Matt, I have a great deal of experience in that sort of thing, and from my experience you are being overly conservative. I don't recall exactly how much film we ran, but it was on the order of miles per day, and printed work was drastically more, easily enough to cave in the roof of a house. We used almost exclusively kodak professional color neg - CPS, VPSII, VPSIII, and Portra 160.
We once got caught with some sort of problem that took a lot of reprinting, and after that we set up a program to screen all of the new emulsions sensitometrically. They virtually never changed (with a few exceptions). But I mention this because it means that we knew what the emulsion looked like when it was new.
Now, in our studio chain, including a traveling "road" operation, we were always getting film back that someone had "found" in the back of a cabinet or in the trunk of a car they were taking over, etc. Because of the unknown storage history, they were instructed not to use it. In our main office we'd pull off a foot or two and print some sensi wedges for an abbreviated screening (similar to what a control strip plot does). Most of the film had presumably been stored in conditions of a typical retail store (in the U.S.), but who knows for sure? Almost always, it was a virtual match for the new sample of the same emulsion. This pattern continued, even when the film was a year or two past the expiration date. And definitely, no one was refrigerating those films.

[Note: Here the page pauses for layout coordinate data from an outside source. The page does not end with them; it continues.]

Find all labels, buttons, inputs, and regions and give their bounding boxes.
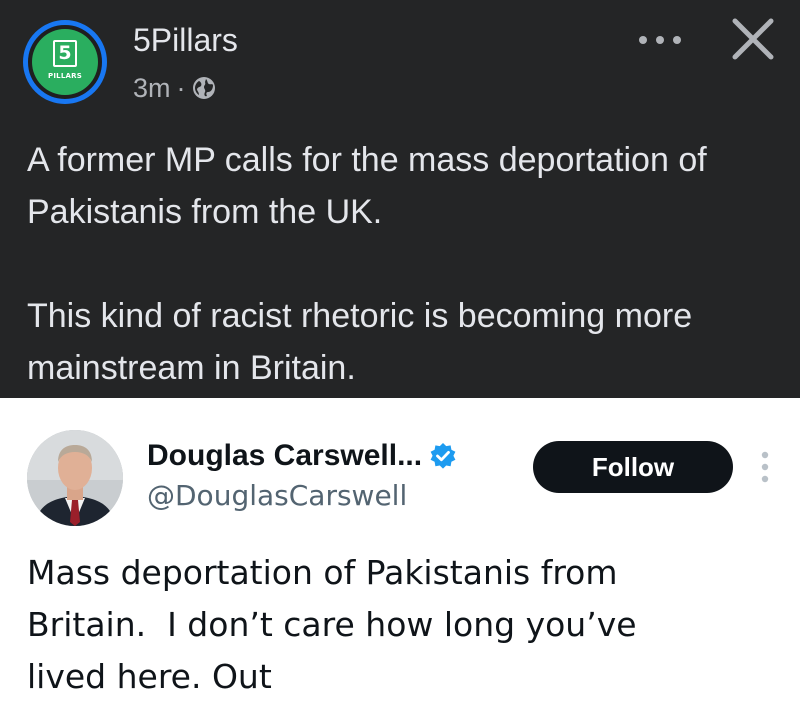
logo-word: PILLARS — [48, 72, 82, 80]
verified-badge-icon — [430, 443, 456, 469]
author-name-row: Douglas Carswell... — [147, 434, 457, 478]
more-horizontal-icon[interactable] — [636, 30, 684, 50]
author-handle[interactable]: @DouglasCarswell — [147, 478, 407, 514]
tweet-text-line: Britain. I don’t care how long you’ve — [27, 605, 637, 644]
tweet-text-line: lived here. Out — [27, 657, 272, 696]
meta-separator: · — [176, 72, 186, 103]
more-vertical-icon[interactable] — [759, 450, 771, 484]
globe-icon — [192, 77, 215, 99]
person-photo — [27, 430, 123, 526]
close-icon[interactable] — [730, 16, 776, 62]
post-time[interactable]: 3m — [133, 73, 171, 104]
page-avatar[interactable]: 5 PILLARS — [23, 20, 107, 104]
post-paragraph: A former MP calls for the mass deportati… — [27, 141, 707, 231]
post-paragraph: This kind of racist rhetoric is becoming… — [27, 297, 693, 387]
author-name[interactable]: Douglas Carswell... — [147, 439, 422, 473]
tweet-text-line: Mass deportation of Pakistanis from — [27, 553, 618, 592]
embedded-tweet: Douglas Carswell... @DouglasCarswell Fol… — [0, 398, 800, 712]
author-avatar[interactable] — [27, 430, 123, 526]
page-name[interactable]: 5Pillars — [133, 20, 238, 60]
logo-number: 5 — [53, 40, 77, 67]
tweet-text: Mass deportation of Pakistanis from Brit… — [27, 547, 787, 703]
facebook-post: 5 PILLARS 5Pillars 3m · A former MP call… — [0, 0, 800, 398]
follow-button[interactable]: Follow — [533, 441, 733, 493]
post-text: A former MP calls for the mass deportati… — [27, 134, 787, 394]
page-logo: 5 PILLARS — [32, 29, 98, 95]
post-meta: 3m · — [133, 70, 216, 106]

I should point out that there was some slight fluctuation in these test "plots" but it was within a normal statistical control range. I'm doubtful that regular photographers would have a stable enough process to even be able to detect the occasional emulsion "signatures" that we saw. Certainly these would not have shown on printed work.
I have previously posted results of a "heat stress" test we had done where we ran VPSIII at an elevated temperature for weeks, and then exposed sensi wedges on it. We also ran a couple of amateur films to see how much better they would be than the "delicate" pro films. And we were surprised that VPSIII was significantly more rugged than the amateur films. So a great deal of what we previously had believed about pro vs amateur films was wrong.
Now, if I was planning to use a film 5 years or so out of date, I'd refrigerate or freeze it, but for normal time ranges with the specific films we tested, no - no special storage. Any other brands, sorry, can't say for sure.